Here's a small test to help understand how risk-averse a person is:
I have a coin. It's a fair coin, and the chances of it landing either heads or tails are exactly 50:50.
I will give you £1,000 if it lands heads, but if it lands tails, you will give me £1,000.
No deal? OK...
I will give you £1,500 if it lands heads, but if it lands tails, you will give me £1,000.
Still no deal? How about...
I will give you £2,000 if it lands heads, but if it lands tails, you will give me £1,000.
Oh, I forgot to mention, we can repeat this as often as you want / have funds to play.
Since it's a fair coin, somebody pretty tolerant towards risk might be tempted to go with the first offer, but anybody whose slightly risk averse would probably decline. Any of the subsequent offers, if played a large number of times, would be a positive outcome for the player, but they might still reject the game, depending on their attitude to risk AND their view on the impact of an unlucky streak.

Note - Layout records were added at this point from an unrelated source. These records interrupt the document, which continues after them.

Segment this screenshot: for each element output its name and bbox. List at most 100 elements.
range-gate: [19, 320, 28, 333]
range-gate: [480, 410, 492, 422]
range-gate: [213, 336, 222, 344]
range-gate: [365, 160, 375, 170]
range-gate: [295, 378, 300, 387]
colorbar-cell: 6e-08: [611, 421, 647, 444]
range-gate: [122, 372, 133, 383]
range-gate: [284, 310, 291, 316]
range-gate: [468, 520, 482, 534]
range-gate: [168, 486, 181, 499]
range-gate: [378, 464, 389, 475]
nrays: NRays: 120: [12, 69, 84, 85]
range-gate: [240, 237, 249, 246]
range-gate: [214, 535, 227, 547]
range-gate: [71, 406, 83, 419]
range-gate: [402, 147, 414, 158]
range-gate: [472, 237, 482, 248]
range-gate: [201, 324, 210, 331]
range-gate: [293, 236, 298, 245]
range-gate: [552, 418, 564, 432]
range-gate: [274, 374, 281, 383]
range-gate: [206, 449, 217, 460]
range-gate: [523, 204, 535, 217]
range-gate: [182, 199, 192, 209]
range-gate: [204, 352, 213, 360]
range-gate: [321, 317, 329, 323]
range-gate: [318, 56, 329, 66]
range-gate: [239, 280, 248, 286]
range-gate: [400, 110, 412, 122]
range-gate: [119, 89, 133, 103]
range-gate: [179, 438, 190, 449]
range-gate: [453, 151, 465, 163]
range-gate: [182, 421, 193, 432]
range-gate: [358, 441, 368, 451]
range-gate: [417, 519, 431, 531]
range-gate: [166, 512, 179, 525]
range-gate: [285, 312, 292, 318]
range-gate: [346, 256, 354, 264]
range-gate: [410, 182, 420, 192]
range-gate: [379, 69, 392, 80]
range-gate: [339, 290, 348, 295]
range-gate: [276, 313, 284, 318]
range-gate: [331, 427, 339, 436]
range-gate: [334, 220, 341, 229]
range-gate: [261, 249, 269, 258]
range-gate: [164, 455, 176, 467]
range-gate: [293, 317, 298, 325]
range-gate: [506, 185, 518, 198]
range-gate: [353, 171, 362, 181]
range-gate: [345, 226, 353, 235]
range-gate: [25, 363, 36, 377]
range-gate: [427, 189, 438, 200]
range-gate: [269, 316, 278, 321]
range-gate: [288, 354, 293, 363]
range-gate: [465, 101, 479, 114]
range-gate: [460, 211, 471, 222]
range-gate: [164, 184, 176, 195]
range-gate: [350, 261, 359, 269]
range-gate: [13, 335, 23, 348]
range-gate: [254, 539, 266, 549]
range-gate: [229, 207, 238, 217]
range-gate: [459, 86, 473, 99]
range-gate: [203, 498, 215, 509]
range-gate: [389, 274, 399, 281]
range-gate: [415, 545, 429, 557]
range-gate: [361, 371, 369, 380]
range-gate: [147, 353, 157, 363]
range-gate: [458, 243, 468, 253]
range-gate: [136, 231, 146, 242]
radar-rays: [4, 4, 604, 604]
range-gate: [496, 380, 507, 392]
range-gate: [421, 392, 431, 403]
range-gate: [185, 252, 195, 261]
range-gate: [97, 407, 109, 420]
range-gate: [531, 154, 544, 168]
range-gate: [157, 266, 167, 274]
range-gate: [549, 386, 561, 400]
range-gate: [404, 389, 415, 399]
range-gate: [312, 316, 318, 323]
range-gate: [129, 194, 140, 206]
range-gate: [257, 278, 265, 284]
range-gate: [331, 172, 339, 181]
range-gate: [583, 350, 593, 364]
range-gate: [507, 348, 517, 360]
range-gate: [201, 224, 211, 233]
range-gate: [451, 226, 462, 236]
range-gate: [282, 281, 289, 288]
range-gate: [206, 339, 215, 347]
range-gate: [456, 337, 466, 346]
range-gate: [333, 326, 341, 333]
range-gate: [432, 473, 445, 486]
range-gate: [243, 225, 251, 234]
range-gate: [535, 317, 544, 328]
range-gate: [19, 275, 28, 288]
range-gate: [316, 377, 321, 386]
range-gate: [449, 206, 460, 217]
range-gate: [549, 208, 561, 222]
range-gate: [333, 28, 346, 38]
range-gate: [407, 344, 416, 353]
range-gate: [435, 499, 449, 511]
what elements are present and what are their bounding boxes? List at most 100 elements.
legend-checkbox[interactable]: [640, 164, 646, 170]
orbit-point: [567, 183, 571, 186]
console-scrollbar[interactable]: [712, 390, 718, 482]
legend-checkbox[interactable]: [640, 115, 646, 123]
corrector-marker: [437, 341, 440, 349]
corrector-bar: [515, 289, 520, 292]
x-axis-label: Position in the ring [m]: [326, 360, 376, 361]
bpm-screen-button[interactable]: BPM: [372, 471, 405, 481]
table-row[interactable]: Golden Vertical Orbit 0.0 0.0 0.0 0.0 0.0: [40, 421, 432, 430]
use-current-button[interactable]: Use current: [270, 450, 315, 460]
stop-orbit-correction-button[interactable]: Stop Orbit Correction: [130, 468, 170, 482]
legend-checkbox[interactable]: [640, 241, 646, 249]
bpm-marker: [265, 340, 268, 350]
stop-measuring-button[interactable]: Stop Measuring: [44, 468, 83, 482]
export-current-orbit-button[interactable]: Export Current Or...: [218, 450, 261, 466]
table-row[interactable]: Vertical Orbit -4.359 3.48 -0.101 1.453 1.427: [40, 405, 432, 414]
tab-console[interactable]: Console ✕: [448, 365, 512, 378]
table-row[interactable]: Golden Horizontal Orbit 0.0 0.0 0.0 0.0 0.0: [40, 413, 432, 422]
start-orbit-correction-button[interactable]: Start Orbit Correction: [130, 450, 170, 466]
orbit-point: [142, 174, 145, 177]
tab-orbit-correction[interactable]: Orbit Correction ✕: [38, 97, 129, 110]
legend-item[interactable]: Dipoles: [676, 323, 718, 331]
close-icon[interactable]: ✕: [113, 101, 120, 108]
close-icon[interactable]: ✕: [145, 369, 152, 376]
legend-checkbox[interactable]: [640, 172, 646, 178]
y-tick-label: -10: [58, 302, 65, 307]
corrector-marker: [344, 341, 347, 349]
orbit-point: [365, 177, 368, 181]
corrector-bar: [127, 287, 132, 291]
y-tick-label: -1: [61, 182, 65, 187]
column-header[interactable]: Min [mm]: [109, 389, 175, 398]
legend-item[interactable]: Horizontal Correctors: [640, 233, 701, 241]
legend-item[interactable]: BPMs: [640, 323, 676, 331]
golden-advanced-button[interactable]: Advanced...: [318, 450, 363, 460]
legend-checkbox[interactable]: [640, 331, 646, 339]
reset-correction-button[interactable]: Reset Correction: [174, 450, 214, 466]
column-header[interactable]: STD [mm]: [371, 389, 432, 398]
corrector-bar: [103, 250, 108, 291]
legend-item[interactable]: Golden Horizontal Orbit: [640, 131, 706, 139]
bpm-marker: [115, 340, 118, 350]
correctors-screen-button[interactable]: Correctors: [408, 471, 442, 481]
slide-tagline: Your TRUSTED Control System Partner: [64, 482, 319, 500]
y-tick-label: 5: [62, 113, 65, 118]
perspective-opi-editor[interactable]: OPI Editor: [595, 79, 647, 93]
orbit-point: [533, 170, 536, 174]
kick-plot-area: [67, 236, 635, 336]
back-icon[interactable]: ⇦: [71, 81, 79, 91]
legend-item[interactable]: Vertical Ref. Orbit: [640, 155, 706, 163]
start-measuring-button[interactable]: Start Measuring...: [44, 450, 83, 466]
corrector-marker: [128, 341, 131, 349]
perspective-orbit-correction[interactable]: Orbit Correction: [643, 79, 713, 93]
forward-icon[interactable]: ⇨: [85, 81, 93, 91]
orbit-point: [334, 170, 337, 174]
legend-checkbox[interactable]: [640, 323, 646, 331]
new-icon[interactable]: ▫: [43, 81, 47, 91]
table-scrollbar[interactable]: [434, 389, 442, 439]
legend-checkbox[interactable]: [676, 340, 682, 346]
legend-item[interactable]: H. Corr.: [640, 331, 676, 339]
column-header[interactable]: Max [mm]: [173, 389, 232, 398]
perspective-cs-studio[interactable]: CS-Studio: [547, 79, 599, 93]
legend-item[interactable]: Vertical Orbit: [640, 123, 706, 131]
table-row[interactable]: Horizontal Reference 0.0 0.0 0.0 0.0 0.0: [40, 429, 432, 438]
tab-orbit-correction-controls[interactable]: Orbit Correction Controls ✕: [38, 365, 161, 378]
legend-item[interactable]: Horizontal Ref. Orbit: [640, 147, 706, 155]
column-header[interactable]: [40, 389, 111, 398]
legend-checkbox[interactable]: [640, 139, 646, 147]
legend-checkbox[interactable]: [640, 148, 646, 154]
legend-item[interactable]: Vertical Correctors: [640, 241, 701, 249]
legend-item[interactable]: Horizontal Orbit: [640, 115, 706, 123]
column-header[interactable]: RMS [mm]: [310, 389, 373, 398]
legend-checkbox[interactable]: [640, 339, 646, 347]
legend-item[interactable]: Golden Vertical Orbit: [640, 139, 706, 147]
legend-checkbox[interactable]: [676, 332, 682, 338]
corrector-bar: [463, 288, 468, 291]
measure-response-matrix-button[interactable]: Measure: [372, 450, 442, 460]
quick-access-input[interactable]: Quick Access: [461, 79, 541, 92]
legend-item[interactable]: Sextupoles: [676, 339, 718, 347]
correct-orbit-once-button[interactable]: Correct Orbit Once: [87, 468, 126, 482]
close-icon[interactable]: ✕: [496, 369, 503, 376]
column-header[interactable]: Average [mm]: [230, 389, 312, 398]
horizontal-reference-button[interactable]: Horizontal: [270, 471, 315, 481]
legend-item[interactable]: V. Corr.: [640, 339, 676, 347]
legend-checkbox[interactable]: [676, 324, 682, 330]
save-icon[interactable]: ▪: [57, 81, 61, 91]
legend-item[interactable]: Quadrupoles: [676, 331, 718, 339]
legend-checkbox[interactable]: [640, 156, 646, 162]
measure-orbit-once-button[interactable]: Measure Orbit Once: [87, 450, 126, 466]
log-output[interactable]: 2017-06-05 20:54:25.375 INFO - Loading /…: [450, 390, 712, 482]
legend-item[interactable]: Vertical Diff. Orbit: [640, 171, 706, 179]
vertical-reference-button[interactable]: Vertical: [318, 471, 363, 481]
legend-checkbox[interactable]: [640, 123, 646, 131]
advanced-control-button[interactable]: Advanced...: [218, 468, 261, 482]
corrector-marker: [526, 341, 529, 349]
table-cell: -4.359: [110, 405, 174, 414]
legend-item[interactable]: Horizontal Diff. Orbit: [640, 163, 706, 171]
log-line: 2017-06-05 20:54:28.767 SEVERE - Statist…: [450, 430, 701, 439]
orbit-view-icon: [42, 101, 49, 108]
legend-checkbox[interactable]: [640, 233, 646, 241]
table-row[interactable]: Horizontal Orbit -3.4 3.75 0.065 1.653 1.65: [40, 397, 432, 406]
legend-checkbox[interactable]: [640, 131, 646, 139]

If the impact of loss is significant, none of the above would be acceptable, but if the loss was OK, then which offer they take is a reflection of their tolerance for risk (or their ability to negotiate, once they've spotted the pattern of increasing offers
)
In the OP's case, they have £40K so could play 40 tosses of the coin before going bust. It would be interesting to see if they would commit to 40 flips, or whether they'd set a lower limit, which, whilst more likely to go bust (a shorter run of bad luck being more probable than a longer run) would indicate their views on the balance between risk/reward and capital preservation.
Nb. This is a thought experiment, not a KYC process!